Dan is a seasoned satirist and wearing an anthropologist’s hat, he has penned a page turner that not only chronicles his time at the startup but also casts a critical eye over the bubble economics and excesses that prevail in the new economy.  The book is full of incidents, both hilarious and cruel, that tempt you to believe that they are fictional but sadly, are real and you marvel at the fact that millions of dollars of venture capital funding have gone into propping up staggering levels of ridiculousness.  Dan quotes a line by W.C Fields that is sure to stay with me: If you can’t dazzle them with brilliance, baffle them with bullshit. 

Sweet.

Start-up Nation

startup nation

I was eager to read the book Start-up Nation written by Dan Senor and Saul Singer. In my interactions with Israeli businessmen, I have found them to be direct, assertive, and knowledgeable.  In the book, I discovered the word to label their particular attitude – chutzpah. The book reveals that it is this very chutzpah combined with the antihierarchical culture promoted in the military service that makes it okay for an Israeli to ask his superior:  Why are you my manager? why am I not your manager?  I nearly did a double take when I read this as I know of a friend who once in utter frustration asked his boss in an Indian company a variant of this question: Who made you my manager? Unfortunately for my friend, the challenge did not go down well with his manager; rather it served as a guillotine chop on his career in the company. 

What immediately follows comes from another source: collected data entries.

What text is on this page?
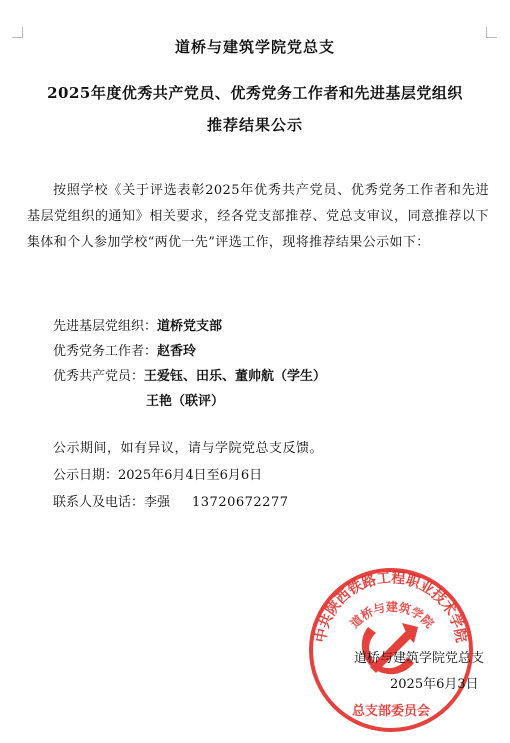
道桥与建筑学院党总支
2025年度优秀共产党员、优秀党务工作者和先进基层党组织
推荐结果公示
按照学校《关于评选表彰2025年优秀共产党员、优秀党务工作者和先进基层党组织的通知》相关要求，经各党支部推荐、党总支审议，同意推荐以下集体和个人参加学校“两优一先”评选工作，现将推荐结果公示如下：
先进基层党组织：道桥党支部
优秀党务工作者：赵香玲
优秀共产党员：王爱钰、田乐、董帅航（学生）
王艳（联评）
公示期间，如有异议，请与学院党总支反馈。
公示日期：2025年6月4日至6月6日
联系人及电话：李强 13720672277
中共陕西铁路工程职业技术学院
道桥与建筑学院
总支部委员会
道桥与建筑学院党总支
2025年6月3日
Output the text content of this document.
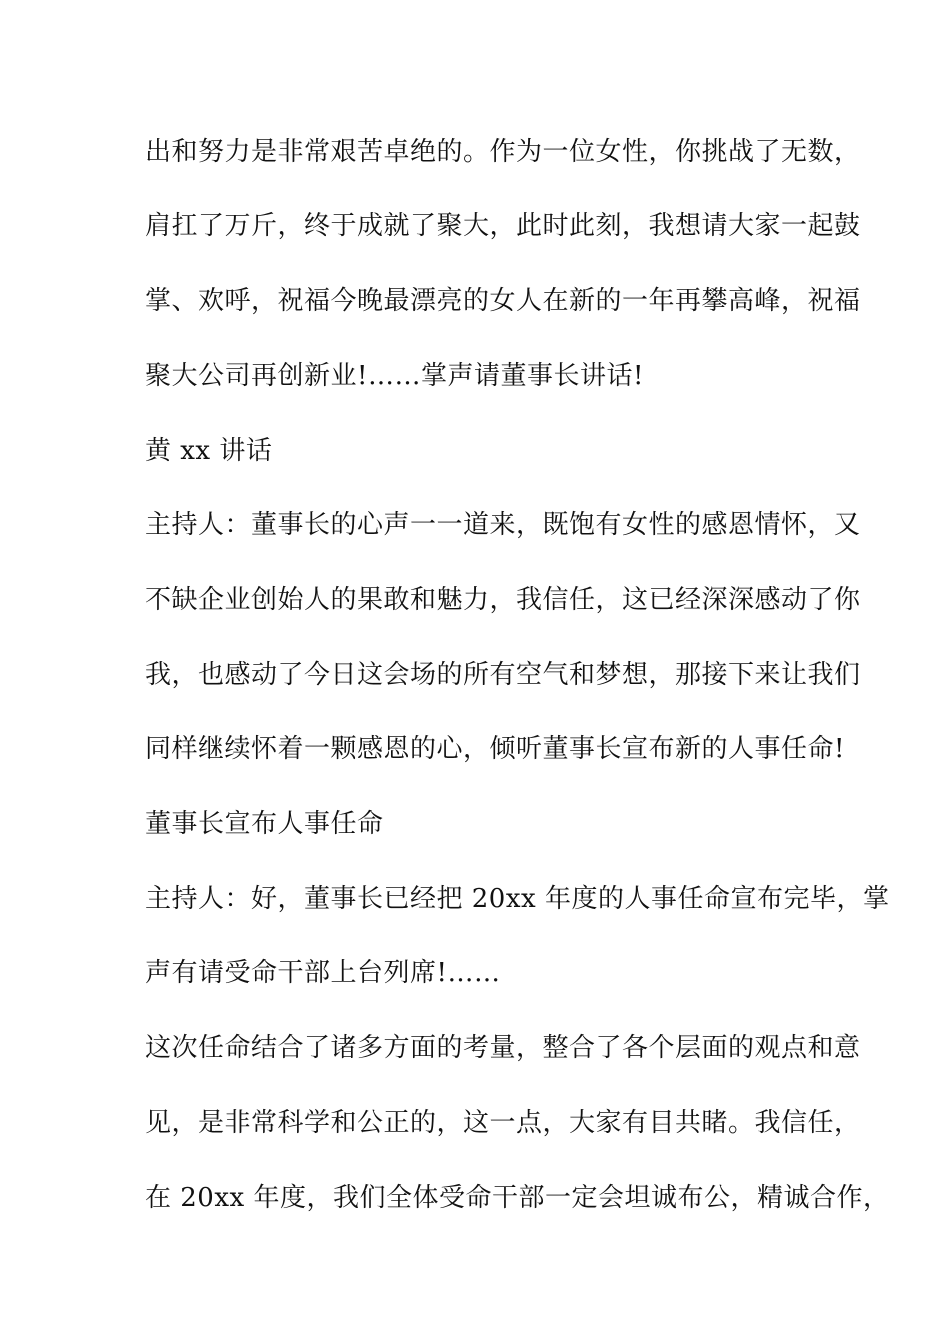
出和努力是非常艰苦卓绝的。作为一位女性，你挑战了无数，
肩扛了万斤，终于成就了聚大，此时此刻，我想请大家一起鼓
掌、欢呼，祝福今晚最漂亮的女人在新的一年再攀高峰，祝福
聚大公司再创新业!……掌声请董事长讲话!
黄 xx 讲话
主持人：董事长的心声一一道来，既饱有女性的感恩情怀，又
不缺企业创始人的果敢和魅力，我信任，这已经深深感动了你
我，也感动了今日这会场的所有空气和梦想，那接下来让我们
同样继续怀着一颗感恩的心，倾听董事长宣布新的人事任命!
董事长宣布人事任命
主持人：好，董事长已经把 20xx 年度的人事任命宣布完毕，掌
声有请受命干部上台列席!……
这次任命结合了诸多方面的考量，整合了各个层面的观点和意
见，是非常科学和公正的，这一点，大家有目共睹。我信任，
在 20xx 年度，我们全体受命干部一定会坦诚布公，精诚合作，
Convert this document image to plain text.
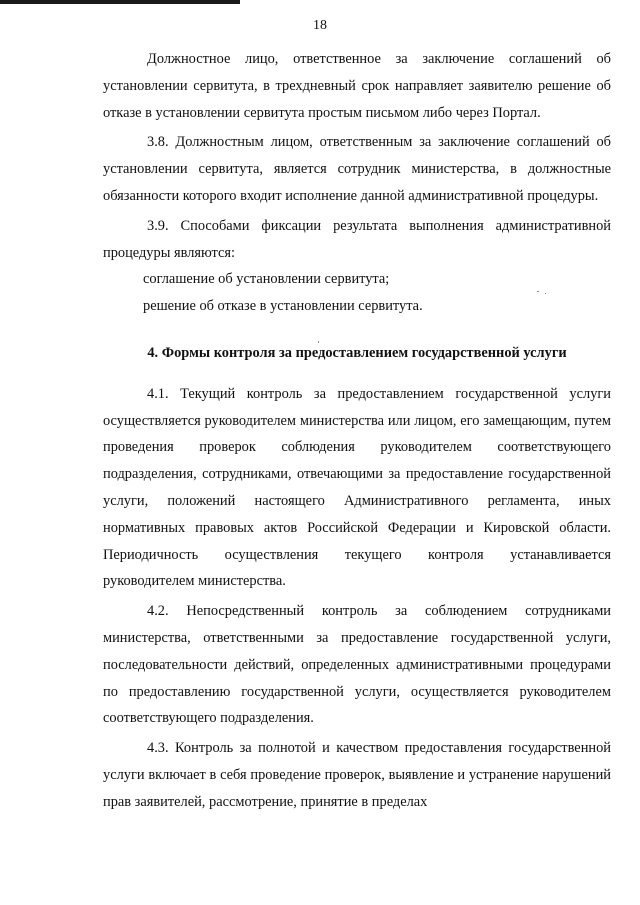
18

Должностное лицо, ответственное за заключение соглашений об установлении сервитута, в трехдневный срок направляет заявителю решение об отказе в установлении сервитута простым письмом либо через Портал.

3.8. Должностным лицом, ответственным за заключение соглашений об установлении сервитута, является сотрудник министерства, в должностные обязанности которого входит исполнение данной административной процедуры.

3.9. Способами фиксации результата выполнения административной процедуры являются:

соглашение об установлении сервитута;

решение об отказе в установлении сервитута.

4. Формы контроля за предоставлением государственной услуги

4.1. Текущий контроль за предоставлением государственной услуги осуществляется руководителем министерства или лицом, его замещающим, путем проведения проверок соблюдения руководителем соответствующего подразделения, сотрудниками, отвечающими за предоставление государственной услуги, положений настоящего Административного регламента, иных нормативных правовых актов Российской Федерации и Кировской области. Периодичность осуществления текущего контроля устанавливается руководителем министерства.

4.2. Непосредственный контроль за соблюдением сотрудниками министерства, ответственными за предоставление государственной услуги, последовательности действий, определенных административными процедурами по предоставлению государственной услуги, осуществляется руководителем соответствующего подразделения.

4.3. Контроль за полнотой и качеством предоставления государственной услуги включает в себя проведение проверок, выявление и устранение нарушений прав заявителей, рассмотрение, принятие в пределах
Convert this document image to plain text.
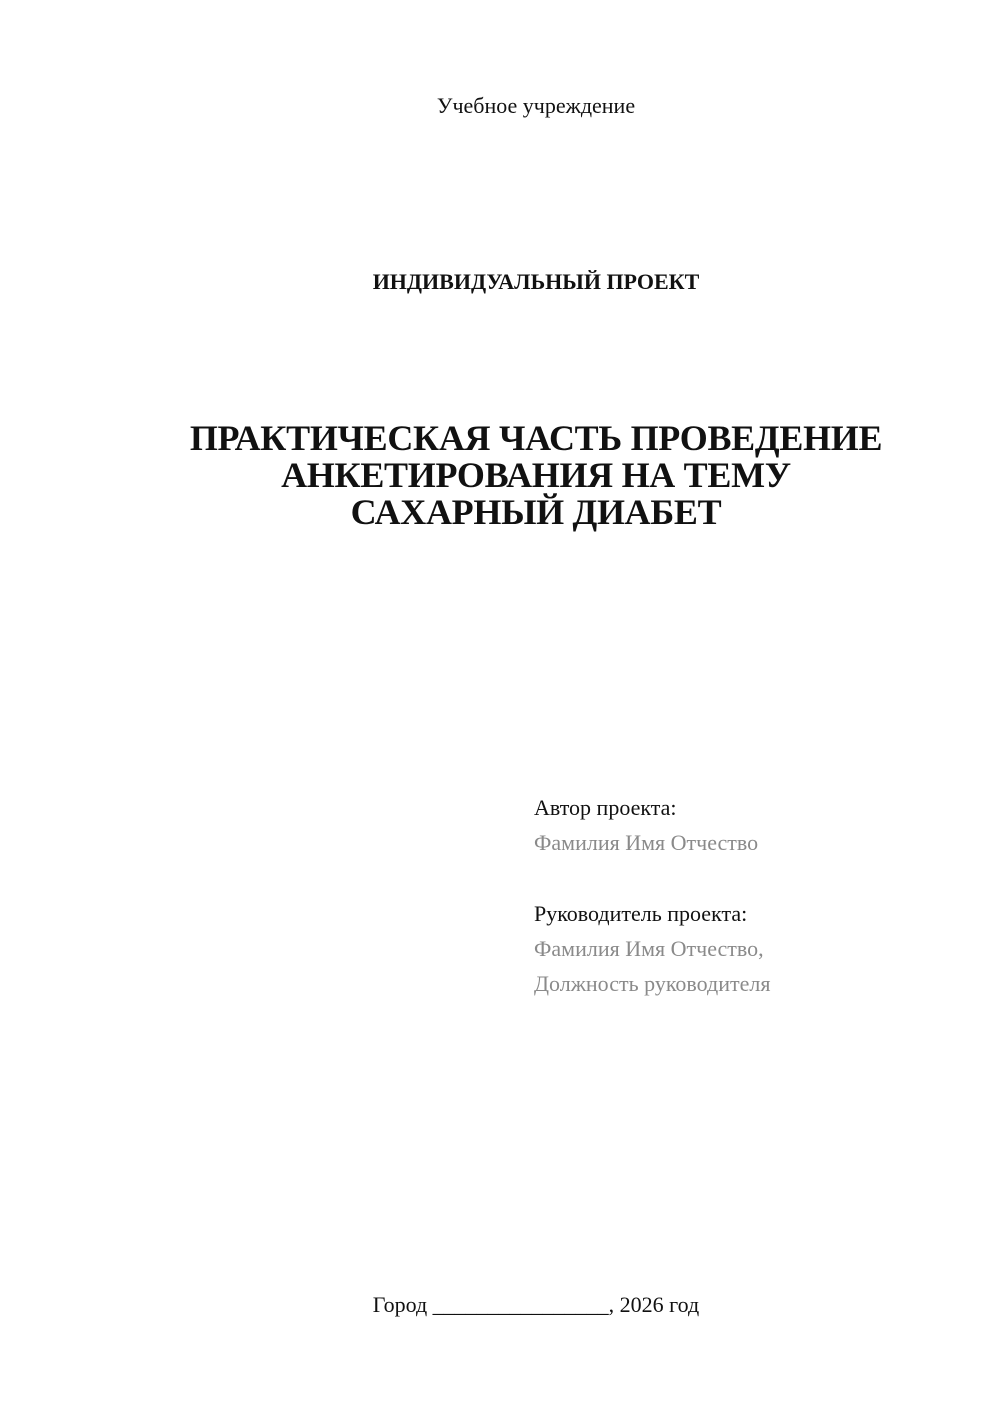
Учебное учреждение
ИНДИВИДУАЛЬНЫЙ ПРОЕКТ
ПРАКТИЧЕСКАЯ ЧАСТЬ ПРОВЕДЕНИЕ
АНКЕТИРОВАНИЯ НА ТЕМУ
САХАРНЫЙ ДИАБЕТ
Автор проекта:
Фамилия Имя Отчество
Руководитель проекта:
Фамилия Имя Отчество,
Должность руководителя
Город ________________, 2026 год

But such cultural differences only partly explain Israel’s success and its transformation from a small, isolated country into a global hub of high-tech innovation and entrepreneurship. The book brilliantly demystifies the development of Israel into a centre of innovation through rich examples, anecdotes and historical context.  The combination of military and civilian experiences (the term used is mashup), an immigrant mindset, a culture of acceptance of failure, the constant need to counter threat to survival and strong government policies have all contributed to make Israel an economic powerhouse. 

There are many lessons that India and other countries can learn from the Israeli model.  The establishment of Startup India is indeed a step in the right direction.  But for Indian startups to really take off, the Indian mother needs to teach her children that that is okay to take risks.  It is only by embracing failure rather than stigmatizing it that a true startup culture will flourish in any society.

Uncanny Valley

uncanny valley

A coming of age story of a lady who lands herself a role in the startupland.  It deals with the anxieties, panic, struggle of a nontechnical woman working in tech startups.  The author skillfully weaves in her commentary on the startup culture in the Silicon Valley and its impact on the city of San Francisco while narrating her personal journey of four years in tech. 

They say that fish cannot see water but Anna Wiener is an outsider –  to the city as well as the tech world  – and hence is able to make acute observations of the startup lifestyle and its inherent shortcomings. 

The last few pages of the book descend into what seems like a general rant about the startup ecosystem, its failings and the false perception of the participants that tech and money can solve all of the problems in society.  But still the book holds a mirror to this world and is recommended for anyone seeking to understand the vocabulary and texture of the Silicon Valley.